Jenderal TNI (Purn) Try Sutrisno merupakan mantan Wakil Presiden RI ke enam periode 1993-1998. Try mantap berkarier di bidang militer mengabdikan dirinya pada negeri.

Mental kuat yang ada pada Try berasal dari berbagai pengalaman masa lalu. Try harus menjadi tulang punggung keluarga.

Berbagai pekerjaan dijalani demi mendapatkan pundi-pundi rupiah. Mulai dari berjualan rokok, koran, hingga pembersih sepatu.

Seperti apa kisahnya? Simak ulasan selengkapnya berikut ini.

Jadi Tulang Punggung

Tumbuh di situasi wilayah yang tak kondusif membuat Try beserta keluarga harus mengungsi dari kota kelahiran Surabaya ke Mojokerto. Di sana, ia harus banting tulang.

Kala itu, sang ayah diketahui tengah berjuang dan bergabung menjadi Bagian Kesehatan Batalyon Poncowati di Kediri. Mau tak mau, Try harus menjadi tulang punggung keluarga bagi ibu dan adiknya dengan berjualan koran dan rokok.

"Saya enterpreneurship tanpa modal waktu itu. Apa usaha yang tanpa modal? Saya berjualan air bersih pakai kendi. Sampai akhirnya bertahap meningkat berjualan koran di kereta api dan meningkat berjualan rokok," kata Try saat memberikan kultum ‘Empat Negarawan Berbicara Mengenai Filosofi Hidup, Resep Sukses, Etos Kerja, dan Ilmu Kepemimpinan’, Minggu (17/5/2015).

Pembersih Sepatu & Pengantar Makanan

Tak berselang lama, Mojokerto akhirnya berhasil diduduki Belanda. Tak berpikir dua kali, Try lantas pindah ke Kediri, menyusul sang ayah.

Tak hanya menjadi penjual rokok dan koran, Try juga menyambung hidup dengan bekerja sebagai pesuruh di Batalyon Poncowati sebagai pembersih sepatu dan pengantar makanan.

©2019 Merdeka.com/Purnomo Edi

Setelah itu, ia juga bekerja sebagai kurir sekaligus anggota PD (penyelidik dalam) dengan tugas mencari informasi ke daerah pendudukan Belanda dan menyampaikannya kepada pejuang kemerdekaan.

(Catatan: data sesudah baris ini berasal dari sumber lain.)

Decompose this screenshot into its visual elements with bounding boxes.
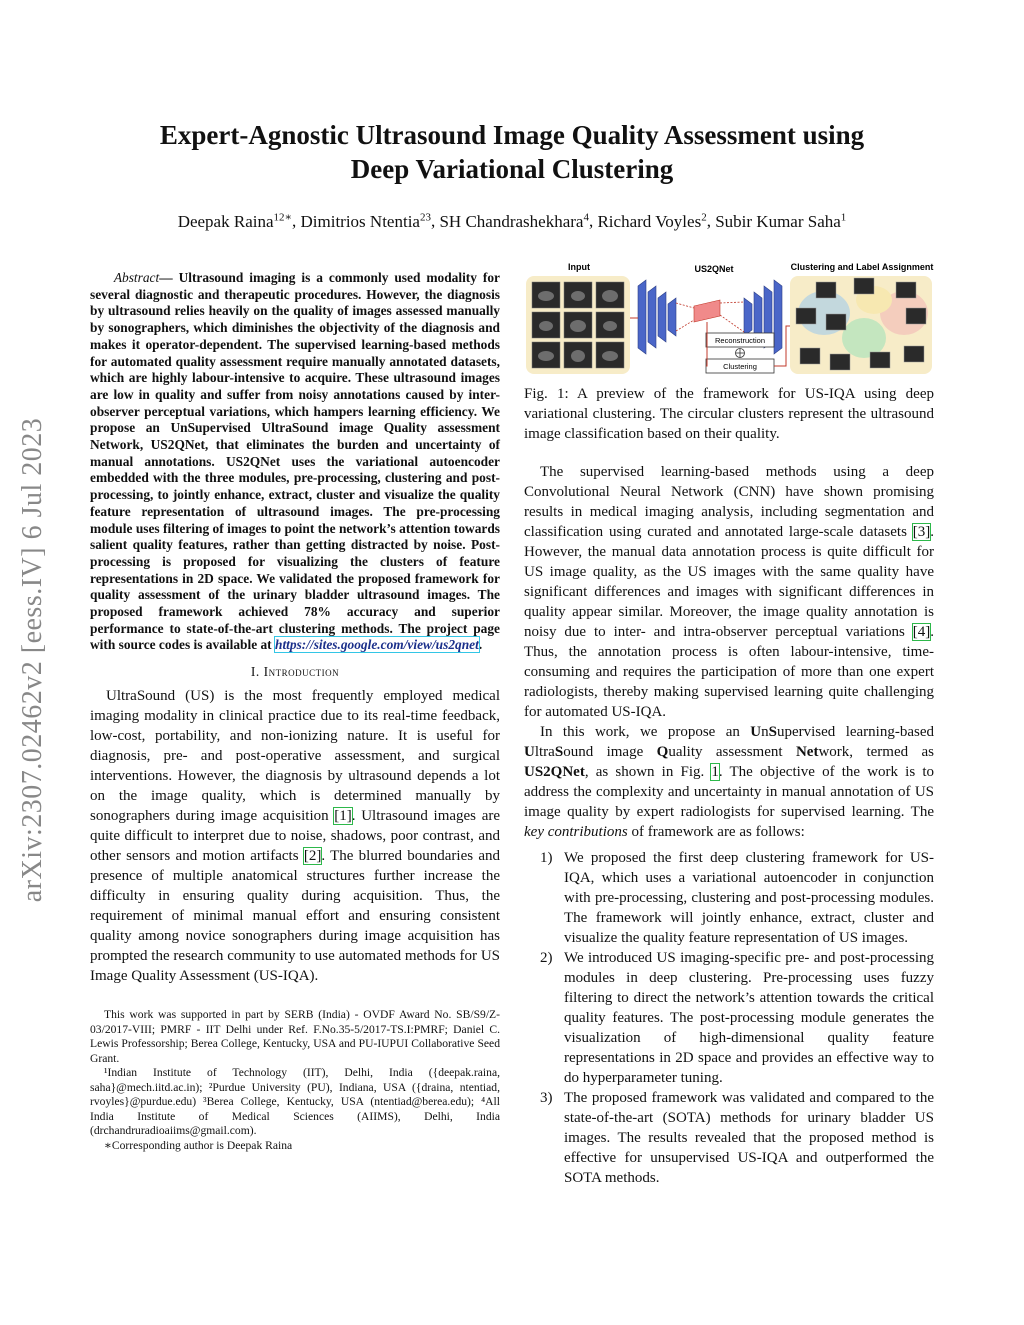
paper-title [100, 118, 924, 186]
author-list: Deepak Raina$^{12∗}$, Dimitrios Ntentia$^{23}$, SH Chandrashekhara$^4$, Richard Voyles$^2$, Subir Kumar Saha$^1$ [177, 211, 847, 231]
figure-label-input: Input [568, 262, 590, 272]
section-heading-introduction: I. Introduction [250, 664, 340, 680]
latent-space [694, 300, 720, 322]
citation-link[interactable]: [2] [303, 848, 322, 865]
list-item: 3) The proposed framework was validated and compared to the state-of-the-art (SOTA) methods for urinary bladder US images. The results revealed that the proposed method is effective for unsupervised US-IQA and outperformed the SOTA methods. [540, 1090, 934, 1186]
figure-label-clustering: Clustering and Label Assignment [790, 262, 934, 272]
figure-caption: Fig. 1: A preview of the framework for US-IQA using deep variational clustering. The circular clusters represent the ultrasound image classification based on their quality. [524, 386, 934, 442]
footnote-corresponding: ∗Corresponding author is Deepak Raina [104, 1138, 293, 1152]
author: Richard Voyles$^2$ [597, 211, 707, 231]
contributions-list [524, 848, 934, 1188]
right-column [524, 258, 934, 1188]
citation-link[interactable]: [3] [912, 524, 931, 540]
citation-link[interactable]: [4] [912, 624, 931, 640]
encoder-layers [638, 280, 676, 354]
footnotes [90, 1008, 500, 1153]
author: SH Chandrashekhara$^4$ [439, 211, 589, 231]
arxiv-stamp [8, 380, 58, 940]
figure-reference-link[interactable]: 1 [711, 764, 719, 780]
abstract-text: Ultrasound imaging is a commonly used modality for several diagnostic and therapeutic procedures. However, the diagnosis by ultrasound relies heavily on the quality of images assessed manually by sonographers, which diminishes the objectivity of the diagnosis and makes it operator-dependent. The supervised learning-based methods for automated quality assessment require manually annotated datasets, which are highly labour-intensive to acquire. These ultrasound images are low in quality and suffer from noisy annotations caused by inter-observer perceptual variations, which hampers learning efficiency. We propose an UnSupervised UltraSound image Quality assessment Network, US2QNet, that eliminates the burden and uncertainty of manual annotations. US2QNet uses the variational autoencoder embedded with the three modules, pre-processing, clustering and post-processing, to jointly enhance, extract, cluster and visualize the quality feature representation of ultrasound images. The pre-processing module uses filtering of images to point the network’s attention towards salient quality features, rather than getting distracted by noise. Post-processing is proposed for visualizing the clusters of feature representations in 2D space. We validated the proposed framework for quality assessment of the urinary bladder ultrasound images. The proposed framework achieved 78% accuracy and superior performance to state-of-the-art clustering methods. The project page with source codes is available at [90, 270, 501, 653]
title-line-1: Expert-Agnostic Ultrasound Image Quality Assessment using [159, 120, 865, 150]
arxiv-identifier: arXiv:2307.02462v2 [eess.IV] 6 Jul 2023 [17, 417, 48, 903]
clustering-label: Clustering [723, 362, 757, 371]
footnote-funding: This work was supported in part by SERB (India) - OVDF Award No. SB/S9/Z-03/2017-VIII; PMRF - IIT Delhi under Ref. F.No.35-5/2017-TS.I:PMRF; Daniel C. Lewis Professorship; Berea College, Kentucky, USA and PU-IUPUI Collaborative Seed Grant. [90, 1008, 500, 1065]
list-item: 2) We introduced US imaging-specific pre- and post-processing modules in deep clustering. Pre-processing uses fuzzy filtering to direct the network’s attention towards the critical quality features. The post-processing module generates the visualization of high-dimensional quality feature representations in 2D space and provides an effective way to do hyperparameter tuning. [540, 950, 934, 1086]
figure-label-network: US2QNet [694, 264, 734, 274]
right-paragraph-1: The supervised learning-based methods using a deep Convolutional Neural Network (CNN) have shown promising results in medical imaging analysis, including segmentation and classification using curated and annotated large-scale datasets [3]. However, the manual data annotation process is quite difficult for US image quality, as the US images with the same quality have significant differences and images with significant differences in quality appear similar. Moreover, the image quality annotation is noisy due to inter- and intra-observer perceptual variations [4]. Thus, the annotation process is often labour-intensive, time-consuming and requires the participation of more than one expert radiologists, thereby making supervised learning quite challenging for automated US-IQA. [524, 464, 934, 720]
intro-paragraph: UltraSound (US) is the most frequently employed medical imaging modality in clinical practice due to its real-time feedback, low-cost, portability, and non-ionizing nature. It is useful for diagnosis, pre- and post-operative assessment, and surgical interventions. However, the diagnosis by ultrasound depends a lot on the image quality, which is determined manually by sonographers during image acquisition [1]. Ultrasound images are quite difficult to interpret due to noise, shadows, poor contrast, and other sensors and motion artifacts [2]. The blurred boundaries and presence of multiple anatomical structures further increase the difficulty in ensuring quality during acquisition. Thus, the requirement of minimal manual effort and ensuring consistent quality among novice sonographers during image acquisition has prompted the research community to use automated methods for US Image Quality Assessment (US-IQA). [90, 688, 501, 985]
project-page-link[interactable]: https://sites.google.com/view/us2qnet [275, 637, 479, 653]
footnote-affiliations: ¹Indian Institute of Technology (IIT), Delhi, India ({deepak.raina, saha}@mech.iitd.ac.in); ²Purdue University (PU), Indiana, USA ({draina, ntentiad, rvoyles}@purdue.edu) ³Berea College, Kentucky, USA (ntentiad@berea.edu); ⁴All India Institute of Medical Sciences (AIIMS), Delhi, India (drchandruradioaiims@gmail.com). [90, 1066, 500, 1138]
abstract-label: Abstract [113, 270, 160, 285]
left-column [90, 270, 500, 1153]
reconstruction-label: Reconstruction [714, 336, 766, 345]
citation-link[interactable]: [1] [334, 808, 352, 825]
author: Subir Kumar Saha$^1$ [715, 211, 847, 231]
right-paragraph-2: In this work, we propose an UnSupervised learning-based UltraSound image Quality assessment Network, termed as US2QNet, as shown in Fig. 1. The objective of the work is to address the complexity and uncertainty in manual annotation of US image quality by expert radiologists for supervised learning. The key contributions of framework are as follows: [524, 724, 934, 840]
framework-diagram [524, 258, 934, 376]
author: Deepak Raina$^{12∗}$ [177, 211, 292, 231]
figure-1 [524, 258, 934, 376]
title-line-2: Deep Variational Clustering [350, 154, 674, 184]
list-item: 1) We proposed the first deep clustering framework for US-IQA, which uses a variational autoencoder in conjunction with pre-processing, clustering and post-processing modules. The framework will jointly enhance, extract, cluster and visualize the quality feature representation of US images. [540, 850, 934, 946]
abstract: Abstract— Ultrasound imaging is a commonly used modality for several diagnostic and therapeutic procedures. However, the diagnosis by ultrasound relies heavily on the quality of images assessed manually by sonographers, which diminishes the objectivity of the diagnosis and makes it operator-dependent. The supervised learning-based methods for automated quality assessment require manually annotated datasets, which are highly labour-intensive to acquire. These ultrasound images are low in quality and suffer from noisy annotations caused by inter-observer perceptual variations, which hampers learning efficiency. We propose an UnSupervised UltraSound image Quality assessment Network, US2QNet, that eliminates the burden and uncertainty of manual annotations. US2QNet uses the variational autoencoder embedded with the three modules, pre-processing, clustering and post-processing, to jointly enhance, extract, cluster and visualize the quality feature representation of ultrasound images. The pre-processing module uses filtering of images to point the network’s attention towards salient quality features, rather than getting distracted by noise. Post-processing is proposed for visualizing the clusters of feature representations in 2D space. We validated the proposed framework for quality assessment of the urinary bladder ultrasound images. The proposed framework achieved 78% accuracy and superior performance to state-of-the-art clustering methods. The project page with source codes is available at https://sites.google.com/view/us2qnet. [90, 270, 501, 653]
author: Dimitrios Ntentia$^{23}$ [300, 211, 431, 231]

"Saya diperintahkan membawa dokumen yang harus melewati garis batas antara Indonesia dan Belanda. Saat usia saya yang masih kecil itu, saya sudah punya siasat, tidak mungkin saya lewat jalan besar karena pasti tertangkap. Akhirnya saya putuskan dengan menyusuri sawah," paparnya.

Mengabdi Pada Negeri

Lulus dari SMA, Try mendaftar ATEKAD (Akademi Teknik Angkatan Darat). Namun, Try gagal saat pemeriksaan fisik.

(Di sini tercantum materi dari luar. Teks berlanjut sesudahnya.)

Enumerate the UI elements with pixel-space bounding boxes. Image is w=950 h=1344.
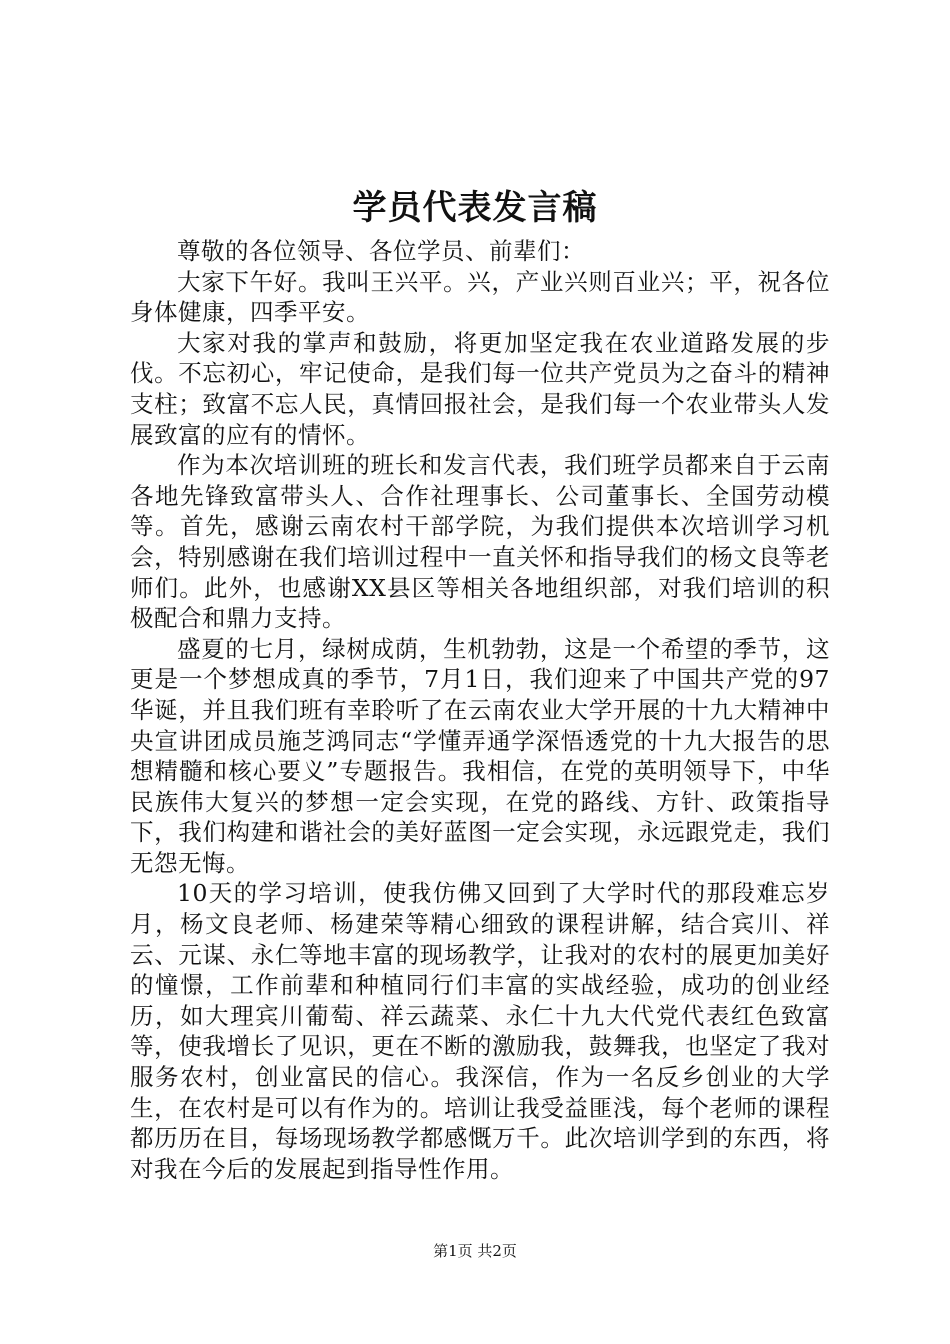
page-number-footer: 第1页 共2页: [433, 1242, 517, 1260]
paragraph-july: 盛夏的七月，绿树成荫，生机勃勃，这是一个希望的季节，这更是一个梦想成真的季节，7月1日，我们迎来了中国共产党的97华诞，并且我们班有幸聆听了在云南农业大学开展的十九大精神中央宣讲团成员施芝鸿同志“学懂弄通学深悟透党的十九大报告的思想精髓和核心要义”专题报告。我相信，在党的英明领导下，中华民族伟大复兴的梦想一定会实现，在党的路线、方针、政策指导下，我们构建和谐社会的美好蓝图一定会实现，永远跟党走，我们无怨无悔。: [130, 634, 830, 877]
document-body: [130, 236, 830, 1184]
paragraph-thanks: 作为本次培训班的班长和发言代表，我们班学员都来自于云南各地先锋致富带头人、合作社理事长、公司董事长、全国劳动模等。首先，感谢云南农村干部学院，为我们提供本次培训学习机会，特别感谢在我们培训过程中一直关怀和指导我们的杨文良等老师们。此外，也感谢XX县区等相关各地组织部，对我们培训的积极配合和鼎力支持。: [130, 451, 830, 633]
document-title: 学员代表发言稿: [352, 188, 598, 228]
paragraph-greeting: 大家下午好。我叫王兴平。兴，产业兴则百业兴；平，祝各位身体健康，四季平安。: [130, 267, 830, 327]
paragraph-training: 10天的学习培训，使我仿佛又回到了大学时代的那段难忘岁月，杨文良老师、杨建荣等精心细致的课程讲解，结合宾川、祥云、元谋、永仁等地丰富的现场教学，让我对的农村的展更加美好的憧憬，工作前辈和种植同行们丰富的实战经验，成功的创业经历，如大理宾川葡萄、祥云蔬菜、永仁十九大代党代表红色致富等，使我增长了见识，更在不断的激励我，鼓舞我，也坚定了我对服务农村，创业富民的信心。我深信，作为一名反乡创业的大学生，在农村是可以有作为的。培训让我受益匪浅，每个老师的课程都历历在目，每场现场教学都感慨万千。此次培训学到的东西，将对我在今后的发展起到指导性作用。: [130, 879, 830, 1183]
paragraph-encouragement: 大家对我的掌声和鼓励，将更加坚定我在农业道路发展的步伐。不忘初心，牢记使命，是我们每一位共产党员为之奋斗的精神支柱；致富不忘人民，真情回报社会，是我们每一个农业带头人发展致富的应有的情怀。: [130, 328, 830, 449]
paragraph-salutation: 尊敬的各位领导、各位学员、前辈们：: [177, 237, 585, 265]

Meski demikian, kemampuan serta kerja kerasnya selama itu tetap berbuah manis. Ia dilirik oleh Mayor Jenderal GPH Djatikusumo hingga memanggilnya kembali. Ia lulus pemeriksaan psikologis di Bandung dan diterima.

Karier Militer

Awal berkarier di dunia militer, Try Sutrisno langsung dihadapkan dengan pemberontakan PRRI di Sumatera. Berhasil menumpas gerakan separatis, ia lantas dikirim ke Sekolah Staf dan Komando Angkatan Darat (Seskoad).

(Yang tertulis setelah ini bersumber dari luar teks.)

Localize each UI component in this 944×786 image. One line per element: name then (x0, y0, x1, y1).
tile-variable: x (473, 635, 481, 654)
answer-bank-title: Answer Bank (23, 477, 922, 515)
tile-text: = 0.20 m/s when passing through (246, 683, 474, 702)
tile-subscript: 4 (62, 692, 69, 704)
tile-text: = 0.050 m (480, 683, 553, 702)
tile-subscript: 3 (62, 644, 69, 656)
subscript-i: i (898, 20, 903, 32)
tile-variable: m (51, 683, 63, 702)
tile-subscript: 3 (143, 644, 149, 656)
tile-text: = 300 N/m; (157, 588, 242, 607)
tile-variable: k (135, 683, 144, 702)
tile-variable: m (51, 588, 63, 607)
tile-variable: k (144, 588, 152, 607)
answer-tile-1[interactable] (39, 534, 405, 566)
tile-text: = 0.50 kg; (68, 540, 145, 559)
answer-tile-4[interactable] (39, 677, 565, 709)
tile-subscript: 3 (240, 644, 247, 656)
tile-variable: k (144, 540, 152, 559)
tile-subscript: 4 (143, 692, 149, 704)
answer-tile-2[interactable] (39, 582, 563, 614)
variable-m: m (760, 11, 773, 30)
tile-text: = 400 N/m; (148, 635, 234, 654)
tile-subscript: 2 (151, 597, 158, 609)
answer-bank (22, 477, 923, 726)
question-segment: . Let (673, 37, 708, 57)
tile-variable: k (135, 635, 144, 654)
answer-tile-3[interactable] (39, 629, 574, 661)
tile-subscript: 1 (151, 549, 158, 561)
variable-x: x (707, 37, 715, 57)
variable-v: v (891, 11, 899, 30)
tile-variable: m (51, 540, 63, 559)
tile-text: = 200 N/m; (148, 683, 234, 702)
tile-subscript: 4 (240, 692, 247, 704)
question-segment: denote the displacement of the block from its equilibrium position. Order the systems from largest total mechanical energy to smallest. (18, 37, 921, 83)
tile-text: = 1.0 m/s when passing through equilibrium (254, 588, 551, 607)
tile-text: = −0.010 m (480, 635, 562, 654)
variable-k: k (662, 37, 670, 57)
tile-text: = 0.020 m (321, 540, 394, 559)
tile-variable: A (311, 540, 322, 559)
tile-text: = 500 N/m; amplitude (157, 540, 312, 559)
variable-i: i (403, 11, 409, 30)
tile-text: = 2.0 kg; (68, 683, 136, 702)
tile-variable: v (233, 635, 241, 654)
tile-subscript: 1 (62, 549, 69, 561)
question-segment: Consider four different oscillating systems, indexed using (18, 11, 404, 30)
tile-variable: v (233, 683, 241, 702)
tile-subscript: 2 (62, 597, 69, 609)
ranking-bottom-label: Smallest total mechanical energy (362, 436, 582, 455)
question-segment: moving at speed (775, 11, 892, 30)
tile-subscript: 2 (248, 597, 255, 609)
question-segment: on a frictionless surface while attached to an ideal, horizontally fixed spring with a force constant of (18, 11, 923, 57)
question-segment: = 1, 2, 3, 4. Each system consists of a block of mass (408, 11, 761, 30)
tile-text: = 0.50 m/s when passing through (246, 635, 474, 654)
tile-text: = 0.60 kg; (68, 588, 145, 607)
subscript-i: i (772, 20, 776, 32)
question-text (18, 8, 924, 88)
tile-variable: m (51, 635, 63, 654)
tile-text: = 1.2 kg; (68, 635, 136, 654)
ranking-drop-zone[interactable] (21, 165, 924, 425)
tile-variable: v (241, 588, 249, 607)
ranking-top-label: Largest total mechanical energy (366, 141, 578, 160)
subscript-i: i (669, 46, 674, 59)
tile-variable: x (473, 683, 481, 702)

Instagram/@kodamsiliwangi ©2021 Merdeka.com

Tak lama, ia terpilih sebagai ajudan Presiden Soeharto. Sejak itu, kariernya terus melesat. Try pernah didapuk menjadi Kepala Staf Kodam XVI/Udayana, Panglima Kodam IV/Sriwijaya, Panglima Kodam V/Jaya, Wakil Kasad, Kasad, serta Panglima ABRI sebelum menjabat sebagai Wakil Presiden RI.